The liability at December 31, 2008 of $3,898 million can be reduced by $532 million of offsetting tax benefits associated with the correlative effects of potential transfer pricing adjustments, state income taxes and timing adjustments. The net amount of $3,366 million, if recognized, would favorably affect the company’s effective tax rate.

Interest and penalties related to income tax liabilities are included in income tax expense. During the year ended December 31, 2008, the company recognized $96 million in interest and penalties; in 2007, the company recognized $85 million in interest and penalties. The company has $286 million for the payment of interest and penalties accrued at December 31, 2008 and had $195 million accrued at December 31, 2007.

It is not anticipated that the amount of unrecognized tax benefits reflected as of December 31, 2008 will materially change in the next 12 months; any changes are not expected to have a significant impact on the results of operations, cash flows or the financial position of the company.

With limited exception, the company is no longer subject to U.S. federal, state and local or non-U.S. income tax audits by taxing authorities for years through 2002. The years subsequent to 2002 contain matters that could be subject to differing interpretations of applicable tax laws and regulations as it relates to the amount and/or timing of income, deductions and tax credits. Although the outcome of tax audits is always uncertain, the company believes that adequate amounts of tax and interest have been provided for any adjustments that are expected to result for these years.

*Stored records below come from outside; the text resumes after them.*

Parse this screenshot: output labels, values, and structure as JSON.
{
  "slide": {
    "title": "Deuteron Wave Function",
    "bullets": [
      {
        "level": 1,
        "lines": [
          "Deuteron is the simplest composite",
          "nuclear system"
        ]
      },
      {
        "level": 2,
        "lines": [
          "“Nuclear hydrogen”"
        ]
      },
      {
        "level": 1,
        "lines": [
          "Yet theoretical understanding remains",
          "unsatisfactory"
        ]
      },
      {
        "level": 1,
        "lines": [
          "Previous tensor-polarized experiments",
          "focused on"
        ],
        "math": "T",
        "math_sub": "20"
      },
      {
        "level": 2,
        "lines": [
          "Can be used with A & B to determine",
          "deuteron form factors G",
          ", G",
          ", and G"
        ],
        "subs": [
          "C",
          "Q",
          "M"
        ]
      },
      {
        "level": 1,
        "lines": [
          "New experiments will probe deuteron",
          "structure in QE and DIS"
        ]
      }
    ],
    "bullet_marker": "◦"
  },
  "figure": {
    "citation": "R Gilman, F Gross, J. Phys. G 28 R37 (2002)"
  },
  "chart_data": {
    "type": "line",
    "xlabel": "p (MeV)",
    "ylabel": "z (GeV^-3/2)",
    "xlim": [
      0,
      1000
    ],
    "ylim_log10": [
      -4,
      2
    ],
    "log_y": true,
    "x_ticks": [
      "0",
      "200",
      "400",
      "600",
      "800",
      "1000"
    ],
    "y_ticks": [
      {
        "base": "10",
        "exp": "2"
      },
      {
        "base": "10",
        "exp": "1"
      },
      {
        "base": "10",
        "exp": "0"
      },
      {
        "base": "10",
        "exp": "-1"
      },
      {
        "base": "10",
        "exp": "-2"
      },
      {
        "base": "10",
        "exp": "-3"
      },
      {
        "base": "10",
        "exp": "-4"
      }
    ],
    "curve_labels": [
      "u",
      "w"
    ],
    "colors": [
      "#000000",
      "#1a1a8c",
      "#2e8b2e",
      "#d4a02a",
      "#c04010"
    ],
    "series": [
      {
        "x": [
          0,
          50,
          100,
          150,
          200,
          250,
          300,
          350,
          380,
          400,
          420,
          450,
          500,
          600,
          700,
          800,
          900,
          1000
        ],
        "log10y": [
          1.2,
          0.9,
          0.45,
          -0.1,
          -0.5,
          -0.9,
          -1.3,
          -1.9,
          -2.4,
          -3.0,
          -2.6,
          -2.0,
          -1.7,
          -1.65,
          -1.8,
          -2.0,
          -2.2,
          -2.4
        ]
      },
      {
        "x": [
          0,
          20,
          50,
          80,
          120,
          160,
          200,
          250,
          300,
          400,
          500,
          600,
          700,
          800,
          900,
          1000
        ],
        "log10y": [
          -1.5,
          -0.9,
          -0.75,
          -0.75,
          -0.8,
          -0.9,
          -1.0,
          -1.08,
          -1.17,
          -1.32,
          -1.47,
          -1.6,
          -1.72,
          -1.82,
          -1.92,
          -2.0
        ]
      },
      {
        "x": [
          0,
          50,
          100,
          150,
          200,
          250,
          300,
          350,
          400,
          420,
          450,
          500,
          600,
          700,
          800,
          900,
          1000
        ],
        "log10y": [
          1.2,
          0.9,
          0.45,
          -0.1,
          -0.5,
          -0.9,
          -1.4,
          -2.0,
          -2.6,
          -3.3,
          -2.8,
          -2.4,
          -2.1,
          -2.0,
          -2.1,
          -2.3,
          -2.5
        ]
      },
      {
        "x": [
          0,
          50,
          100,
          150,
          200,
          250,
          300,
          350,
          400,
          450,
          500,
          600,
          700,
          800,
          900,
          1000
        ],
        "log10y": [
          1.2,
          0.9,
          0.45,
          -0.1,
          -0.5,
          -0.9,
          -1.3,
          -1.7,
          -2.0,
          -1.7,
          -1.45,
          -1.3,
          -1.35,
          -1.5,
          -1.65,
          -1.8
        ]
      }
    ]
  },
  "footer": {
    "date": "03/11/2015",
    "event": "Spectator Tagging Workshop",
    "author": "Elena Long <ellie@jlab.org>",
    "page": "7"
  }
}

It is expected that the audit of the company’s 2006 and 2007 U.S. income tax returns will commence in the first quarter of 2009.

The company has not provided deferred taxes on $21.9 billion of undistributed earnings of non-U.S. subsidiaries at December 31, 2008, as it is the company’s policy to indefinitely reinvest these earnings in non-U.S. operations. However, the company periodically repatriates a portion of these earnings to the extent that it does not incur an additional U.S. tax liability. Quantification of the deferred tax liability, if any, associated with indefinitely reinvested earnings is not practicable.

For additional information on the company’s effective tax rate refer to the “Looking Forward” section of the Management Discussion.